Abstract and Keywords
The concept of exploitation is often invoked in situations where relatively impoverished people are treated unfairly in economic and social contexts. While the claim that exploitation involves taking unfair advantage is broadly accepted, there is little consensus about what fairness requires and whether unfairness is seriously wrong in the context of exchanges. One family of accounts claims that exploitation involves the maldistribution of resources, either because exploitative transactions result in distributions that violate substantive norms of fairness, or because procedural flaws in the way exploitative transactions come about entail that their outcomes are unfair.
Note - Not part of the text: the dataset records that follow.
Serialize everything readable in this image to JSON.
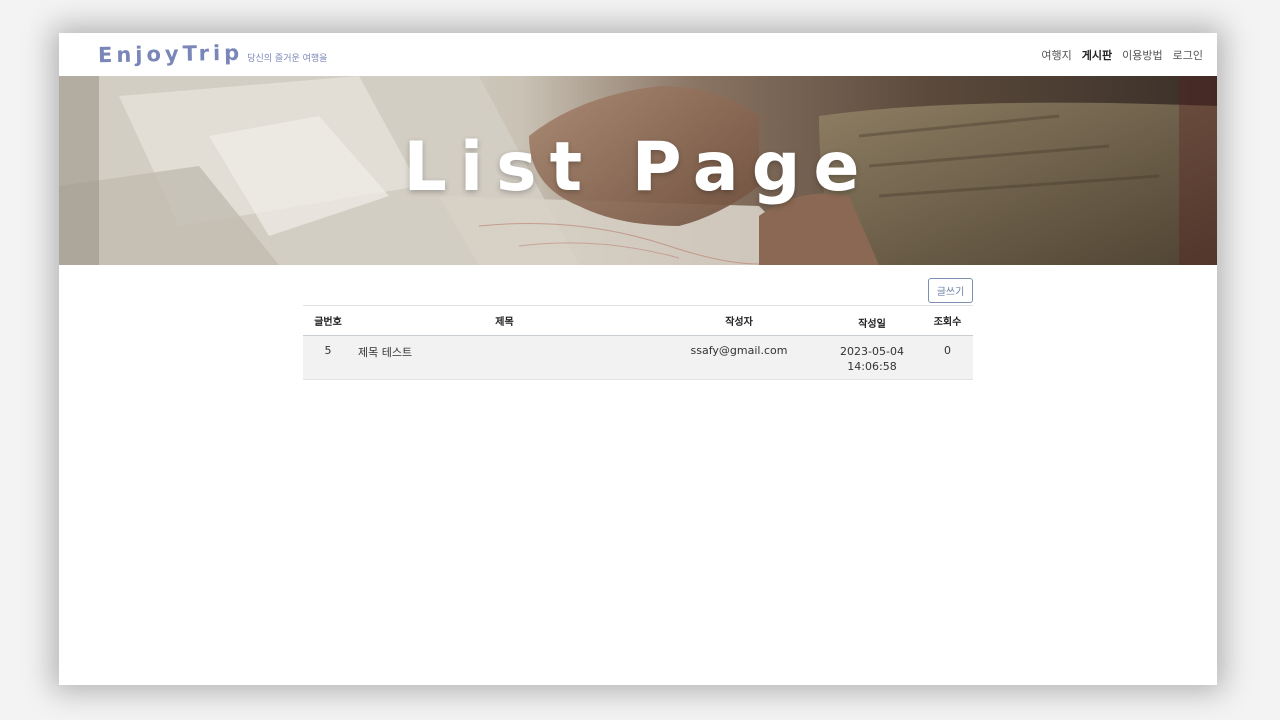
{
  "brand": {
    "logo": "EnjoyTrip",
    "tagline": "당신의 즐거운 여행을"
  },
  "nav": {
    "items": [
      {
        "label": "여행지",
        "active": false
      },
      {
        "label": "게시판",
        "active": true
      },
      {
        "label": "이용방법",
        "active": false
      },
      {
        "label": "로그인",
        "active": false
      }
    ]
  },
  "hero": {
    "title": "List Page"
  },
  "toolbar": {
    "write_label": "글쓰기"
  },
  "table": {
    "headers": {
      "no": "글번호",
      "title": "제목",
      "author": "작성자",
      "date": "작성일",
      "hit": "조회수"
    },
    "rows": [
      {
        "no": "5",
        "title": "제목 테스트",
        "author": "ssafy@gmail.com",
        "date_day": "2023-05-04",
        "date_time": "14:06:58",
        "hit": "0"
      }
    ]
  },
  "colors": {
    "brand": "#7a86b8",
    "button_border": "#7b8fb2",
    "row_bg": "#f2f2f2"
  }
}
A second, domination-based approach to exploitation claims that the moral flaw embodied by exploitative relations is the exploiter’s disrespectful use of his power over the exploitee. While exploiters’ domination of others may lead to maldistributions, defenders of the domination-based approach argue that distributive unfairness is neither necessary nor sufficient for exploitative relations.
These approaches both face two kinds of challenges. The first concerns the scope. Neither appears to provide necessary and sufficient conditions that are adequate to capture all and only cases commonly described as exploitation. The second concerns the normative status. Exploitation is typically assumed to be morally impermissible, yet neither approach seems to satisfactorily explain how exploitations that nevertheless generate significant welfare gains for both parties can be wrong.